CATLとOctopus Energy、欧州でEV大型トラック向け電池交換ネットワークを構築 2035年までに30超の拠点展開へ
CATLとOctopus Energy、欧州でEV大型トラック向け電池交換ネットワークを構築 2035年までに30超の拠点展開へ
Octopus Energyは、2026年6月22日、世界最大級の車載電池メーカーであるCATL(寧徳時代)と合弁会社「Swaptopus」を設立し、欧州の大型電動トラック向けバッテリー交換ネットワークを構築すると発表しました。

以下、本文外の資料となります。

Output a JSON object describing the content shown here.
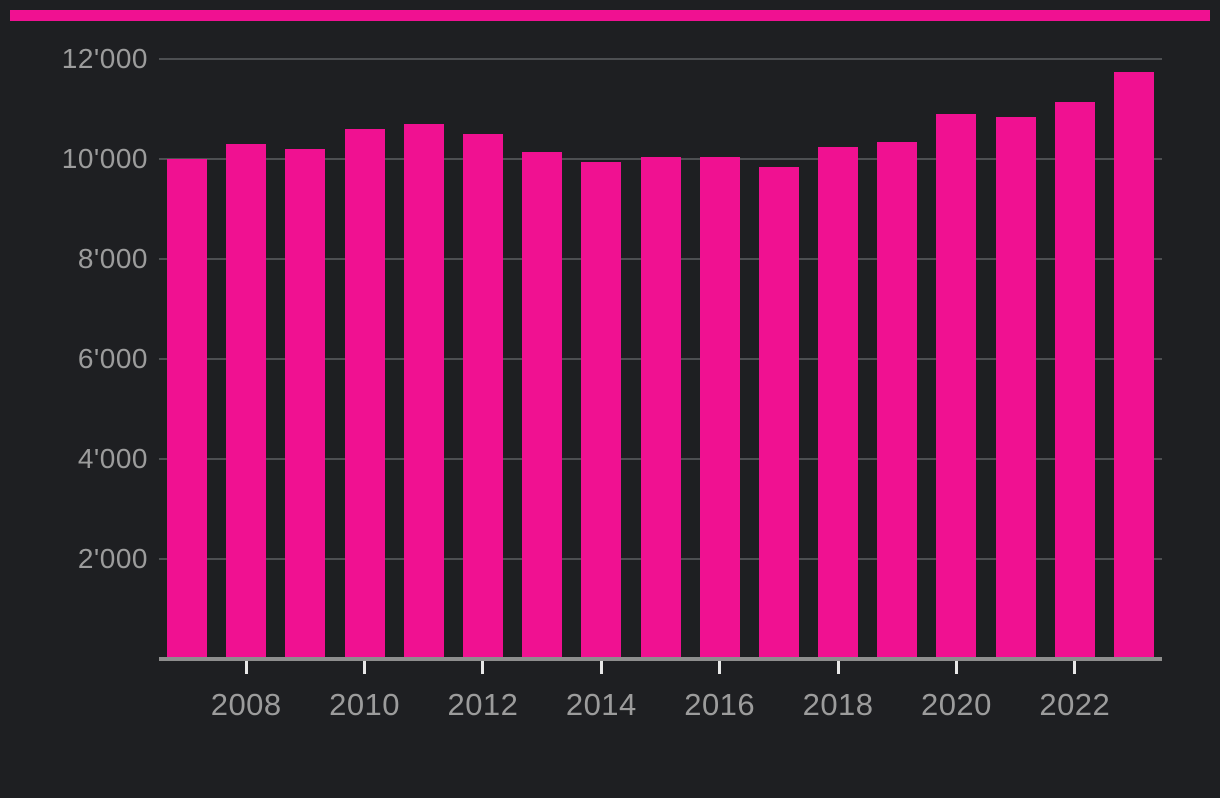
{
  "theme": {
    "background_color": "#1e1f22",
    "accent_color": "#f01191",
    "gridline_color": "#4d4f52",
    "axis_line_color": "#8e8e8e",
    "tick_color": "#e8e8e8",
    "label_color": "#9c9c9c"
  },
  "top_bar": {
    "type": "accent-stripe"
  },
  "chart_data": {
    "type": "bar",
    "title": "",
    "xlabel": "",
    "ylabel": "",
    "categories": [
      2007,
      2008,
      2009,
      2010,
      2011,
      2012,
      2013,
      2014,
      2015,
      2016,
      2017,
      2018,
      2019,
      2020,
      2021,
      2022,
      2023
    ],
    "values": [
      10000,
      10300,
      10200,
      10600,
      10700,
      10500,
      10150,
      9950,
      10050,
      10050,
      9850,
      10250,
      10350,
      10900,
      10850,
      11150,
      11750
    ],
    "bar_color": "#f01191",
    "ylim": [
      0,
      12000
    ],
    "grid": true,
    "legend": "none",
    "y_ticks": [
      {
        "value": 2000,
        "label": "2'000"
      },
      {
        "value": 4000,
        "label": "4'000"
      },
      {
        "value": 6000,
        "label": "6'000"
      },
      {
        "value": 8000,
        "label": "8'000"
      },
      {
        "value": 10000,
        "label": "10'000"
      },
      {
        "value": 12000,
        "label": "12'000"
      }
    ],
    "x_ticks": [
      {
        "year": 2008,
        "label": "2008"
      },
      {
        "year": 2010,
        "label": "2010"
      },
      {
        "year": 2012,
        "label": "2012"
      },
      {
        "year": 2014,
        "label": "2014"
      },
      {
        "year": 2016,
        "label": "2016"
      },
      {
        "year": 2018,
        "label": "2018"
      },
      {
        "year": 2020,
        "label": "2020"
      },
      {
        "year": 2022,
        "label": "2022"
      }
    ],
    "number_format": "swiss-apostrophe"
  }
}
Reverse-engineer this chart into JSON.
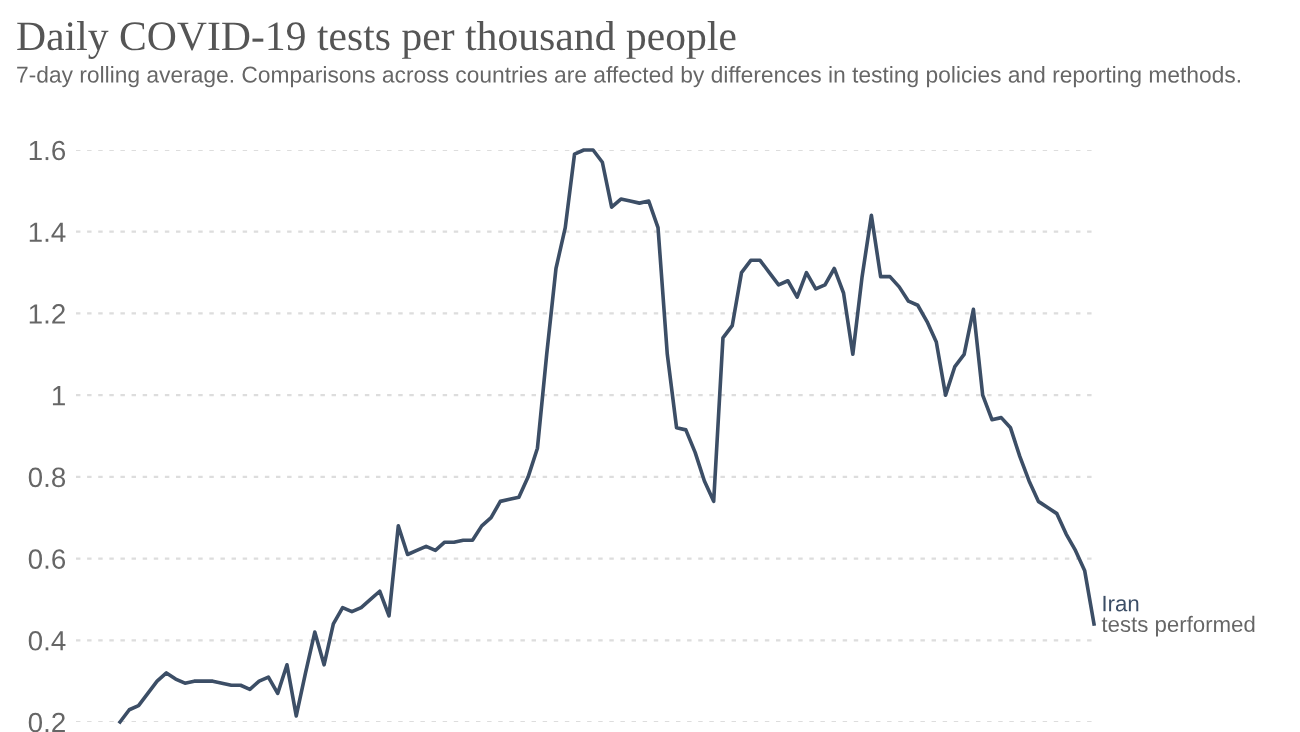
{
  "chart_data": {
    "type": "line",
    "title": "Daily COVID-19 tests per thousand people",
    "subtitle": "7-day rolling average. Comparisons across countries are affected by differences in testing policies and reporting methods.",
    "categories": [
      null,
      null,
      null,
      null,
      null,
      null,
      null,
      null,
      null,
      null,
      null,
      null,
      null,
      null,
      null,
      null,
      null,
      null,
      null,
      null,
      null,
      null,
      null,
      null,
      null,
      null,
      null,
      null,
      null,
      null,
      null,
      null,
      null,
      null,
      null,
      null,
      null,
      null,
      null,
      null,
      null,
      null,
      null,
      null,
      null,
      null,
      null,
      null,
      null,
      null,
      null,
      null,
      null,
      null,
      null,
      null,
      null,
      null,
      null,
      null,
      null,
      null,
      null,
      null,
      null,
      null,
      null,
      null,
      null,
      null,
      null,
      null,
      null,
      null,
      null,
      null,
      null,
      null,
      null,
      null,
      null,
      null,
      null,
      null,
      null,
      null,
      null,
      null,
      null,
      null,
      null,
      null,
      null,
      null,
      null,
      null,
      null,
      null,
      null,
      null,
      null,
      null,
      null,
      null,
      null,
      null
    ],
    "series": [
      {
        "name": "Iran",
        "color": "#3c4e66",
        "values": [
          0.2,
          0.23,
          0.24,
          0.27,
          0.3,
          0.32,
          0.305,
          0.295,
          0.3,
          0.3,
          0.3,
          0.295,
          0.29,
          0.29,
          0.28,
          0.3,
          0.31,
          0.27,
          0.34,
          0.215,
          0.32,
          0.42,
          0.34,
          0.44,
          0.48,
          0.47,
          0.48,
          0.5,
          0.52,
          0.46,
          0.68,
          0.61,
          0.62,
          0.63,
          0.62,
          0.64,
          0.64,
          0.645,
          0.645,
          0.68,
          0.7,
          0.74,
          0.745,
          0.75,
          0.8,
          0.87,
          1.1,
          1.31,
          1.41,
          1.59,
          1.6,
          1.6,
          1.57,
          1.46,
          1.48,
          1.475,
          1.47,
          1.475,
          1.41,
          1.1,
          0.92,
          0.915,
          0.86,
          0.79,
          0.74,
          1.14,
          1.17,
          1.3,
          1.33,
          1.33,
          1.3,
          1.27,
          1.28,
          1.24,
          1.3,
          1.26,
          1.27,
          1.31,
          1.25,
          1.1,
          1.29,
          1.44,
          1.29,
          1.29,
          1.265,
          1.23,
          1.22,
          1.18,
          1.13,
          1.0,
          1.07,
          1.1,
          1.21,
          1.0,
          0.94,
          0.945,
          0.92,
          0.85,
          0.79,
          0.74,
          0.725,
          0.71,
          0.66,
          0.62,
          0.57,
          0.44
        ]
      }
    ],
    "annotations": [
      "tests performed"
    ],
    "ylim": [
      0.2,
      1.6
    ],
    "yticks": [
      0.2,
      0.4,
      0.6,
      0.8,
      1,
      1.2,
      1.4,
      1.6
    ],
    "grid": "y",
    "tick_labels": "y",
    "line_style": "solid",
    "marker": "none"
  }
}
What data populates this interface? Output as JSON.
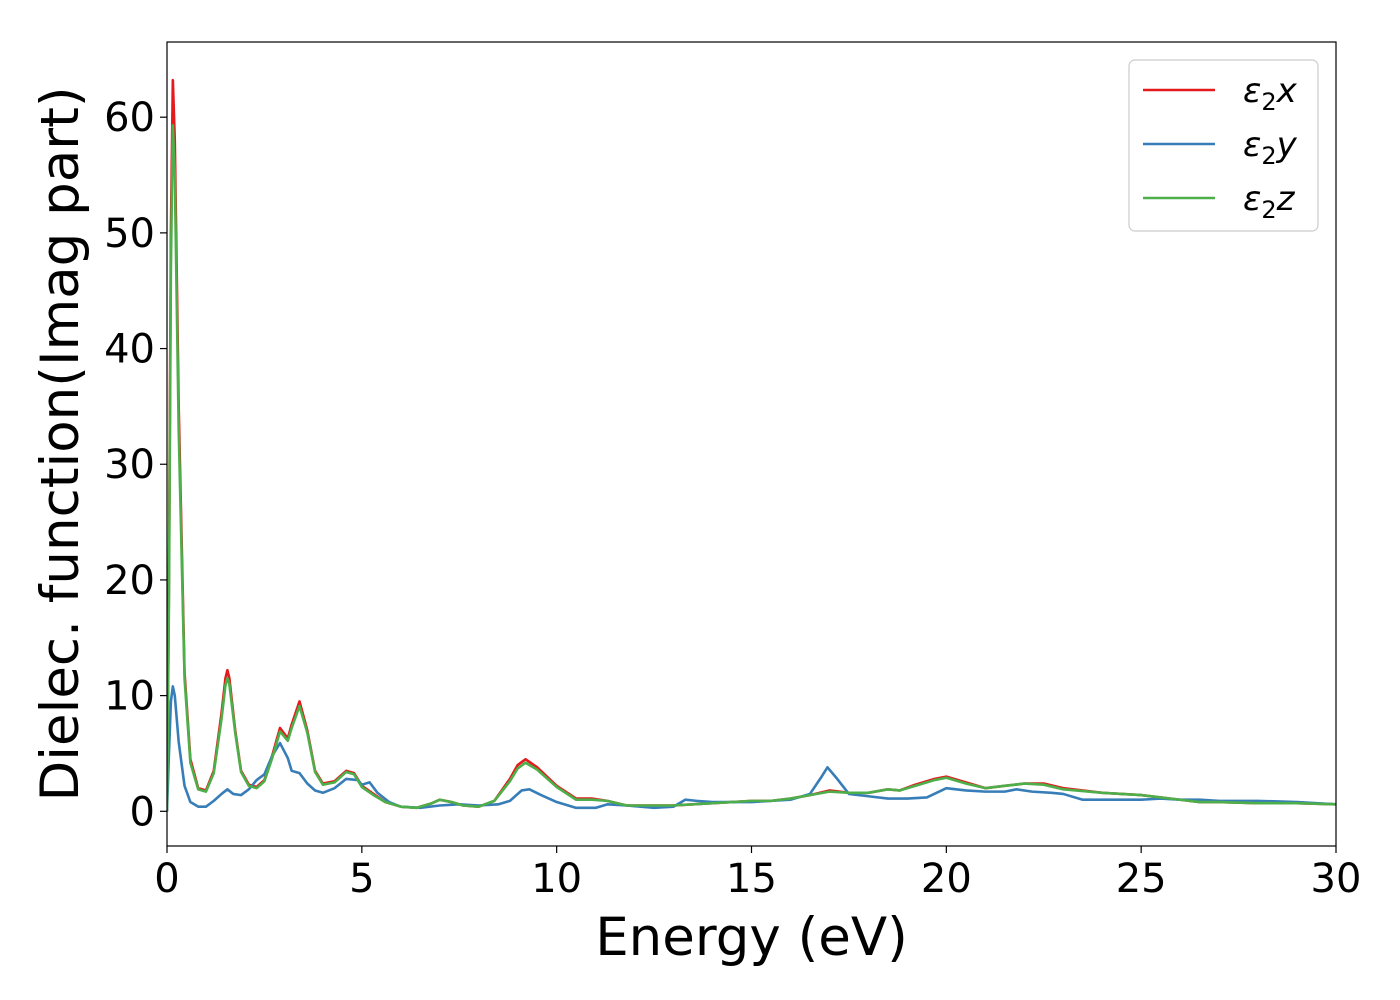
{
  "chart_data": {
    "type": "line",
    "title": "",
    "xlabel": "Energy (eV)",
    "ylabel": "Dielec. function(Imag part)",
    "xlim": [
      0,
      30
    ],
    "ylim": [
      -3,
      66.5
    ],
    "xticks": [
      0,
      5,
      10,
      15,
      20,
      25,
      30
    ],
    "yticks": [
      0,
      10,
      20,
      30,
      40,
      50,
      60
    ],
    "xtick_labels": [
      "0",
      "5",
      "10",
      "15",
      "20",
      "25",
      "30"
    ],
    "ytick_labels": [
      "0",
      "10",
      "20",
      "30",
      "40",
      "50",
      "60"
    ],
    "grid": false,
    "legend_position": "top-right",
    "series": [
      {
        "name": "ε2x",
        "legend_main": "ε",
        "legend_sub": "2",
        "legend_suffix": "x",
        "color": "#e41a1c",
        "x": [
          0,
          0.05,
          0.1,
          0.15,
          0.2,
          0.3,
          0.45,
          0.6,
          0.8,
          1.0,
          1.2,
          1.4,
          1.5,
          1.55,
          1.6,
          1.75,
          1.9,
          2.1,
          2.3,
          2.5,
          2.7,
          2.9,
          3.1,
          3.2,
          3.4,
          3.6,
          3.8,
          4.0,
          4.3,
          4.6,
          4.8,
          5.0,
          5.3,
          5.6,
          6.0,
          6.4,
          6.8,
          7.0,
          7.3,
          7.6,
          8.0,
          8.4,
          8.8,
          9.0,
          9.2,
          9.5,
          10.0,
          10.5,
          10.9,
          11.3,
          11.8,
          12.5,
          13.0,
          13.5,
          14.0,
          14.5,
          15.0,
          15.5,
          16.0,
          16.5,
          17.0,
          17.5,
          18.0,
          18.5,
          18.8,
          19.2,
          19.7,
          20.0,
          20.5,
          21.0,
          21.5,
          22.0,
          22.5,
          23.0,
          24.0,
          25.0,
          25.5,
          26.0,
          26.5,
          27.0,
          28.0,
          29.0,
          30.0
        ],
        "y": [
          0,
          20,
          50,
          63.2,
          58,
          35,
          12,
          4.5,
          2.0,
          1.8,
          3.5,
          8.5,
          11.5,
          12.2,
          11.5,
          7.0,
          3.5,
          2.3,
          2.1,
          2.7,
          4.8,
          7.2,
          6.3,
          7.5,
          9.5,
          7.0,
          3.5,
          2.4,
          2.6,
          3.5,
          3.3,
          2.2,
          1.5,
          0.8,
          0.4,
          0.3,
          0.7,
          1.0,
          0.8,
          0.5,
          0.4,
          0.9,
          2.8,
          4.0,
          4.5,
          3.8,
          2.2,
          1.1,
          1.1,
          0.9,
          0.5,
          0.5,
          0.5,
          0.6,
          0.7,
          0.8,
          0.9,
          0.9,
          1.1,
          1.4,
          1.8,
          1.6,
          1.6,
          1.9,
          1.8,
          2.3,
          2.8,
          3.0,
          2.5,
          2.0,
          2.2,
          2.4,
          2.4,
          2.0,
          1.6,
          1.4,
          1.2,
          1.0,
          0.8,
          0.8,
          0.7,
          0.7,
          0.6
        ]
      },
      {
        "name": "ε2y",
        "legend_main": "ε",
        "legend_sub": "2",
        "legend_suffix": "y",
        "color": "#377eb8",
        "x": [
          0,
          0.05,
          0.1,
          0.15,
          0.2,
          0.3,
          0.45,
          0.6,
          0.8,
          1.0,
          1.2,
          1.4,
          1.55,
          1.7,
          1.9,
          2.1,
          2.3,
          2.5,
          2.7,
          2.9,
          3.1,
          3.2,
          3.4,
          3.6,
          3.8,
          4.0,
          4.3,
          4.6,
          4.9,
          5.0,
          5.2,
          5.4,
          5.7,
          6.0,
          6.5,
          7.0,
          7.5,
          8.0,
          8.5,
          8.8,
          9.1,
          9.3,
          9.6,
          10.0,
          10.5,
          11.0,
          11.3,
          11.8,
          12.5,
          13.0,
          13.3,
          13.6,
          14.0,
          14.5,
          15.0,
          15.5,
          16.0,
          16.5,
          16.8,
          16.95,
          17.2,
          17.5,
          18.0,
          18.5,
          19.0,
          19.5,
          20.0,
          20.5,
          21.0,
          21.5,
          21.8,
          22.2,
          22.7,
          23.0,
          23.5,
          24.0,
          25.0,
          25.5,
          26.0,
          26.5,
          27.0,
          28.0,
          29.0,
          30.0
        ],
        "y": [
          0,
          5,
          9.5,
          10.8,
          10.0,
          6,
          2.2,
          0.8,
          0.4,
          0.4,
          0.9,
          1.5,
          1.9,
          1.5,
          1.4,
          1.9,
          2.7,
          3.2,
          4.8,
          5.9,
          4.6,
          3.5,
          3.3,
          2.4,
          1.8,
          1.6,
          2.0,
          2.8,
          2.7,
          2.3,
          2.5,
          1.6,
          0.8,
          0.4,
          0.3,
          0.5,
          0.6,
          0.5,
          0.6,
          0.9,
          1.8,
          1.9,
          1.4,
          0.8,
          0.3,
          0.3,
          0.6,
          0.5,
          0.3,
          0.4,
          1.0,
          0.9,
          0.8,
          0.8,
          0.8,
          0.9,
          1.0,
          1.5,
          3.0,
          3.8,
          2.8,
          1.5,
          1.3,
          1.1,
          1.1,
          1.2,
          2.0,
          1.8,
          1.7,
          1.7,
          1.9,
          1.7,
          1.6,
          1.5,
          1.0,
          1.0,
          1.0,
          1.1,
          1.0,
          1.0,
          0.9,
          0.9,
          0.8,
          0.6
        ]
      },
      {
        "name": "ε2z",
        "legend_main": "ε",
        "legend_sub": "2",
        "legend_suffix": "z",
        "color": "#4daf4a",
        "x": [
          0,
          0.05,
          0.1,
          0.15,
          0.2,
          0.3,
          0.45,
          0.6,
          0.8,
          1.0,
          1.2,
          1.4,
          1.5,
          1.55,
          1.6,
          1.75,
          1.9,
          2.1,
          2.3,
          2.5,
          2.7,
          2.9,
          3.1,
          3.2,
          3.4,
          3.6,
          3.8,
          4.0,
          4.3,
          4.6,
          4.8,
          5.0,
          5.3,
          5.6,
          6.0,
          6.4,
          6.8,
          7.0,
          7.3,
          7.6,
          8.0,
          8.4,
          8.8,
          9.0,
          9.2,
          9.5,
          10.0,
          10.5,
          10.9,
          11.3,
          11.8,
          12.5,
          13.0,
          13.5,
          14.0,
          14.5,
          15.0,
          15.5,
          16.0,
          16.5,
          17.0,
          17.5,
          18.0,
          18.5,
          18.8,
          19.2,
          19.7,
          20.0,
          20.5,
          21.0,
          21.5,
          22.0,
          22.5,
          23.0,
          24.0,
          25.0,
          25.5,
          26.0,
          26.5,
          27.0,
          28.0,
          29.0,
          30.0
        ],
        "y": [
          0,
          18,
          47,
          59.3,
          55,
          33,
          11.5,
          4.2,
          1.9,
          1.7,
          3.3,
          8.0,
          10.9,
          11.5,
          11.0,
          6.8,
          3.4,
          2.2,
          2.0,
          2.6,
          4.6,
          6.9,
          6.1,
          7.2,
          9.1,
          6.8,
          3.4,
          2.3,
          2.5,
          3.4,
          3.2,
          2.1,
          1.4,
          0.8,
          0.4,
          0.3,
          0.7,
          1.0,
          0.8,
          0.5,
          0.4,
          0.9,
          2.6,
          3.7,
          4.2,
          3.6,
          2.1,
          1.0,
          1.0,
          0.9,
          0.5,
          0.5,
          0.5,
          0.6,
          0.7,
          0.8,
          0.9,
          0.9,
          1.1,
          1.4,
          1.7,
          1.6,
          1.6,
          1.9,
          1.8,
          2.2,
          2.7,
          2.9,
          2.4,
          2.0,
          2.2,
          2.4,
          2.3,
          1.9,
          1.6,
          1.4,
          1.2,
          1.0,
          0.8,
          0.8,
          0.7,
          0.7,
          0.6
        ]
      }
    ]
  }
}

両社は、CATLの大型トラック向け電池交換技術とOctopus Energyのエネルギー供給・ソフトウェア技術を組み合わせ、長距離物流の電動化を加速させる方針です。英国で最初のバッテリー交換拠点を2027年に開設し、2035年までに欧州で30カ所以上の大型拠点を整備する計画です。 (Octopus Energy)
30万台超のEVトラックを支えるインフラ構想
計画では、各拠点を大型の「メガハブ」として整備し、数千台規模の大型トラックに対応できる体制を構築します。完成後は30万台を超える電動トラックの運行を支える能力を持つとされ、欧州域内で300億ポンド超の民間投資を呼び込む可能性があるとしています。 (Octopus Energy)
電池交換方式では、充電待機時間を大幅に削減できることが特徴です。CATLは500kWh超の大型電池パックでも約5分で交換可能としており、物流事業者の車両稼働率向上が期待されています。
電池サブスクで導入コスト低減も
バッテリー交換モデルでは、運送事業者が高価な駆動用電池を購入せず、サブスクリプション方式で利用できるため、車両導入時の初期投資を抑えられるとしています。また、交換用電池を集中管理することで電池寿命の延長や運用効率向上も見込まれます。
Octopus Energyは、バッテリー交換ネットワークが普及すれば、大型電動トラックの運行コストはディーゼル車と同等以下まで低減できる可能性があると説明しています。物流分野の脱炭素化に加え、欧州のエネルギー安全保障強化や石油依存低減への貢献も期待されます。